To date, vaccination has failed to stop the epidemic. The existing TB vaccine, known as BCG, protects babies against TB meningitis, but in its current form, BCG does not protect adults against lung disease, which is how the infection is spread. An effective vaccine for M. tuberculosis would save countless lives, but there are many technical and scientific obstacles and progress has been slow.
In order to advance the understanding of protective immune responses against M. tuberculosis and the development of an effective vaccine, the National Institute of Allergy and Infectious Diseases, part of the National Institutes of Health, has established three new research centers called “Immune Mechanisms of Protection Against Mycobacterium tuberculosis(IMPAc-TB) Centers.” The new contract awards, to which the NIH has committed $30 million in first-year funding, will provide up to seven years of support.
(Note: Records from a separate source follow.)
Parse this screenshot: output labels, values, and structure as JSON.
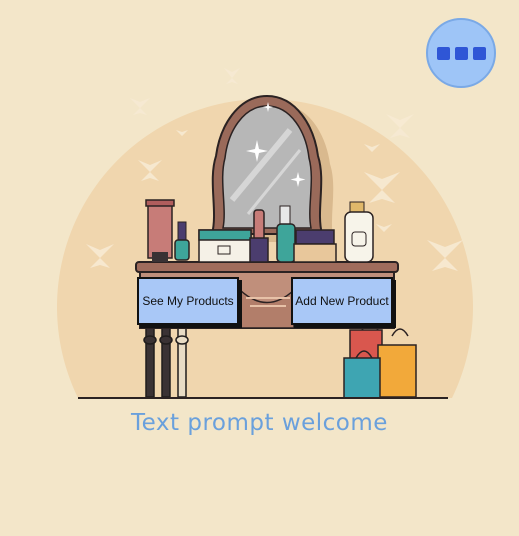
{
  "welcome_text": "Text prompt welcome",
  "buttons": {
    "see_products": "See My Products",
    "add_product": "Add New Product"
  },
  "menu": {
    "icon": "more-dots-icon"
  },
  "colors": {
    "background": "#f3e6c9",
    "circle": "#f0d6ae",
    "button": "#a9c8f7",
    "text_accent": "#6aa0dc",
    "menu": "#9ec5f7"
  }
}
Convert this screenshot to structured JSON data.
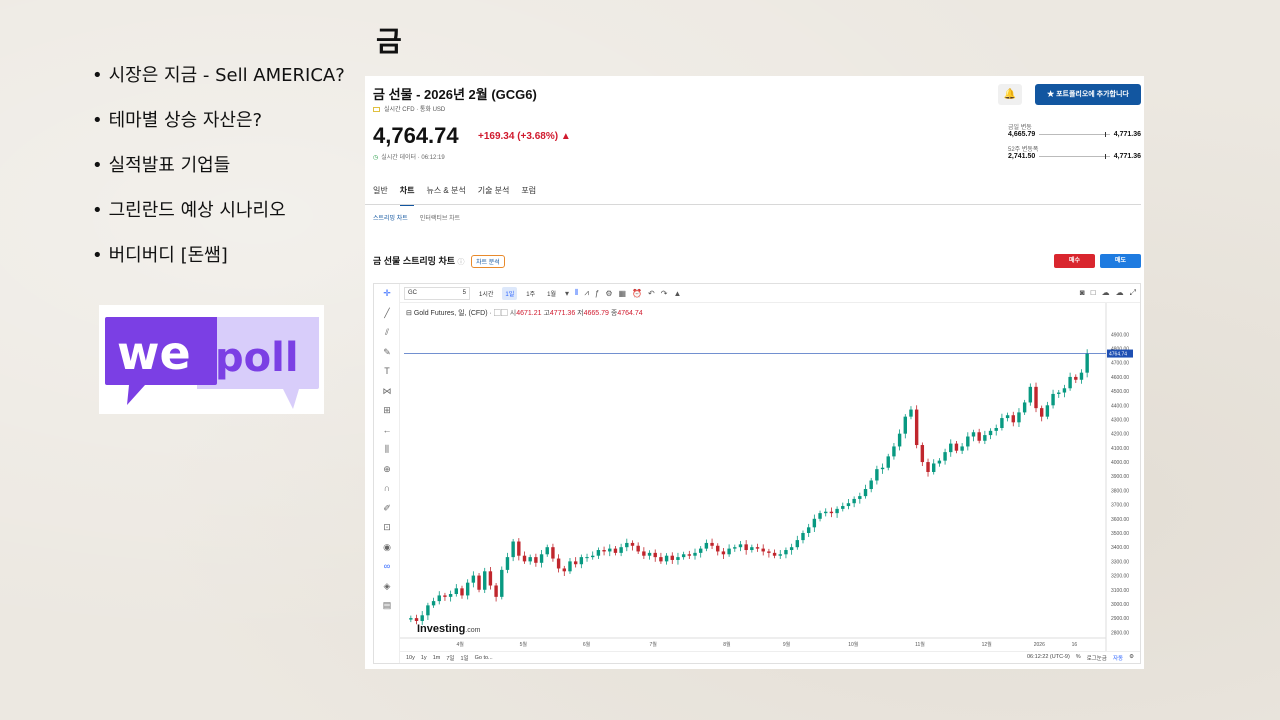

The NIH recently announced that the contract for one of these centers was awarded to Harvard T.H. Chan School of Public Health. Research at this center will be led by Sarah Fortune, John LaPorte Given Professor of Immunology and Infectious Diseases at Harvard T.H. Chan School of Public Health, JoAnne Flynn, professor at the University of Pittsburgh, and Henry Boom, professor at Case Western Reserve University. The highly collaborative and interdisciplinary team also includes research groups at the Ragon Institute, Massachusetts Institute of Technology, Boston University, University of Massachusetts Medical School, University of Washington, Imperial College London, University of Cape Town, and Makerere University in Uganda.
The Harvard Chan School IMPAc-TB Center led by Fortune, Flynn, and Boom will use cutting edge technologies to understand the immune responses that provide protection against TB infection and disease in humans and then translate these findings to experimental models where they can be more rapidly advanced.
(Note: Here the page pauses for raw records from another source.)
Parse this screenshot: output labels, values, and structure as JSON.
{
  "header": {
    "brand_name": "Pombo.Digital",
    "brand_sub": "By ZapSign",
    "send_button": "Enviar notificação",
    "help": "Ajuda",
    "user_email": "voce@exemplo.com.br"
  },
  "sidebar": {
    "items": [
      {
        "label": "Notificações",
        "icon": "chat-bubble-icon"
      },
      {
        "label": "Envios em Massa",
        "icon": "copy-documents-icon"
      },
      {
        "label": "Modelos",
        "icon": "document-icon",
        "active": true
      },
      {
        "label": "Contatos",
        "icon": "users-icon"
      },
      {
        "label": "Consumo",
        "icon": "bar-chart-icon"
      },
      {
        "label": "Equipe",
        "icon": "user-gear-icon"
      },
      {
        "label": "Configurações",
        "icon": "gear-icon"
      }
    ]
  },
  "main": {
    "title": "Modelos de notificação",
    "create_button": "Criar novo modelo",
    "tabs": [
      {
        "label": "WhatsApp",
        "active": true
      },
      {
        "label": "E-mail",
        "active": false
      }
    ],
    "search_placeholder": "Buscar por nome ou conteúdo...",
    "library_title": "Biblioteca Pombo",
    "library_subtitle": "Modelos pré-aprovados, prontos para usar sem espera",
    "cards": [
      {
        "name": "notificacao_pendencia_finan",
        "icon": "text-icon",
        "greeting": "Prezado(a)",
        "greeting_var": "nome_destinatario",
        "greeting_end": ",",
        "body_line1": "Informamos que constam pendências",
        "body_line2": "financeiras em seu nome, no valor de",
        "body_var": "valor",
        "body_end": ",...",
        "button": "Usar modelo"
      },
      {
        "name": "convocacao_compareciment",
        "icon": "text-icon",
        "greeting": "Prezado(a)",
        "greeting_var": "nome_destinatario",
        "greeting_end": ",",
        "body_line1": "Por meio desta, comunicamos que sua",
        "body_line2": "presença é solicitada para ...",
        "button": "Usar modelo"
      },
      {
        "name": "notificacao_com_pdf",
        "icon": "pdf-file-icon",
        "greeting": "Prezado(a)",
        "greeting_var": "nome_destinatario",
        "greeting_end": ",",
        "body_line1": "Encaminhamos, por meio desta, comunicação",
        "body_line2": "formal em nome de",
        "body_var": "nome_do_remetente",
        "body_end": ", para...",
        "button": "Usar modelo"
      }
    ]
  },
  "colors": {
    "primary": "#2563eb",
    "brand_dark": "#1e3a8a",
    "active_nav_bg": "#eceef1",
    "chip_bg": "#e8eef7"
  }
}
“Many new technologies like single cell transcriptional profiling or T cell receptor sequencing are transforming our understanding of diseases, such as cancer, that are common in the United States but never benefit diseases that affect resource-limited countries,” Fortune said. “Through our IMPAc-TB Center, we will be able to bring this arsenal of systems immunology approaches to bear on TB.”
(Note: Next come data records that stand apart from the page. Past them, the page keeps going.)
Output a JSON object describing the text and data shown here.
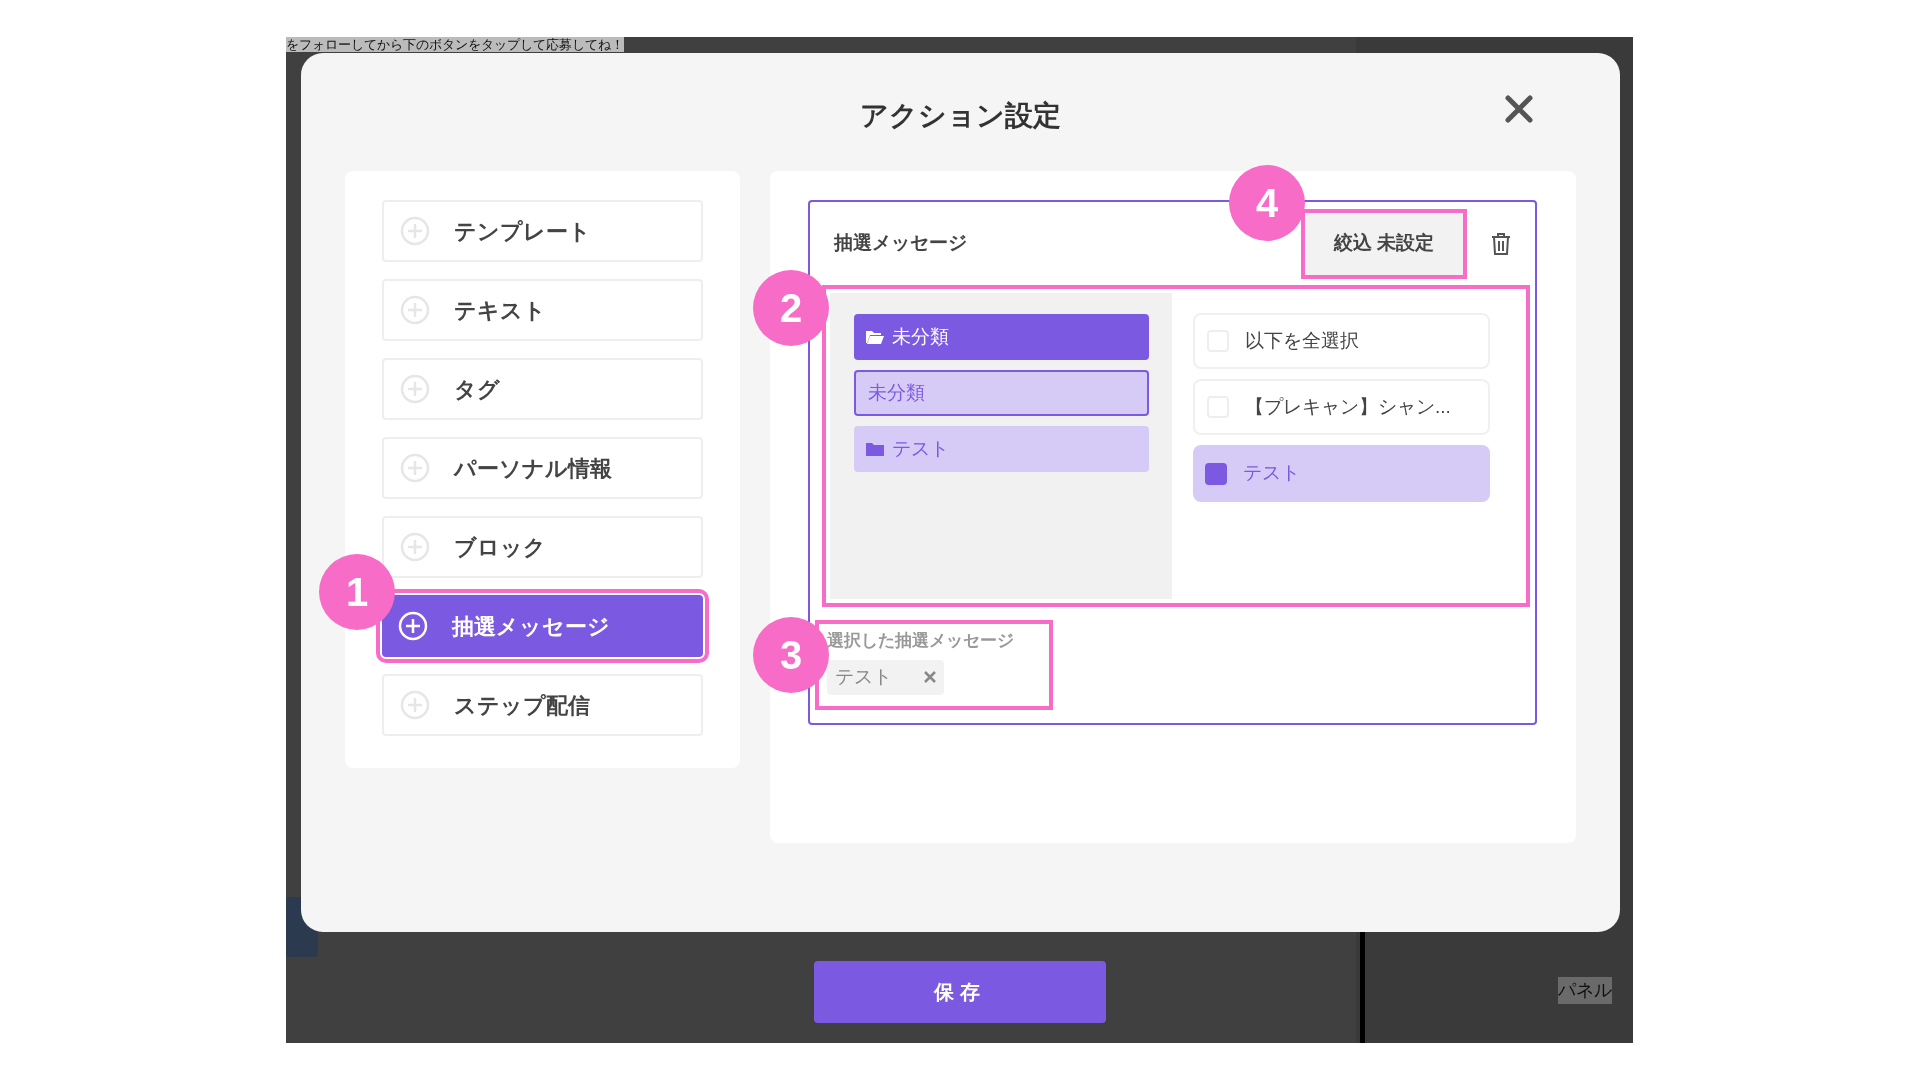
{
  "background": {
    "top_text": "をフォローしてから下のボタンをタップして応募してね！",
    "side_text": "パネル"
  },
  "modal": {
    "title": "アクション設定",
    "actions": [
      {
        "label": "テンプレート",
        "selected": false
      },
      {
        "label": "テキスト",
        "selected": false
      },
      {
        "label": "タグ",
        "selected": false
      },
      {
        "label": "パーソナル情報",
        "selected": false
      },
      {
        "label": "ブロック",
        "selected": false
      },
      {
        "label": "抽選メッセージ",
        "selected": true
      },
      {
        "label": "ステップ配信",
        "selected": false
      }
    ],
    "card": {
      "title": "抽選メッセージ",
      "filter_button": "絞込 未設定",
      "folders": [
        {
          "label": "未分類",
          "kind": "open_folder",
          "selected": true
        },
        {
          "label": "未分類",
          "kind": "entry",
          "selected": false
        },
        {
          "label": "テスト",
          "kind": "folder",
          "selected": false
        }
      ],
      "options": [
        {
          "label": "以下を全選択",
          "checked": false
        },
        {
          "label": "【プレキャン】シャン...",
          "checked": false
        },
        {
          "label": "テスト",
          "checked": true
        }
      ],
      "selected_label": "選択した抽選メッセージ",
      "chips": [
        {
          "label": "テスト"
        }
      ]
    }
  },
  "save_button": "保存",
  "annotations": [
    "1",
    "2",
    "3",
    "4"
  ]
}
Fortune anticipates that this work will identify the features of an immune response that protects against disease. These factors could serve as sign posts for measuring the efficacy of experimental vaccines in the future. The research could also lead to new targets for experimental TB vaccines.
This project has been funded by the National Institute of Allergy and Infectious Diseases, National Institutes of Health, Department of Health and Human Services, under Contract 75N93019C00071.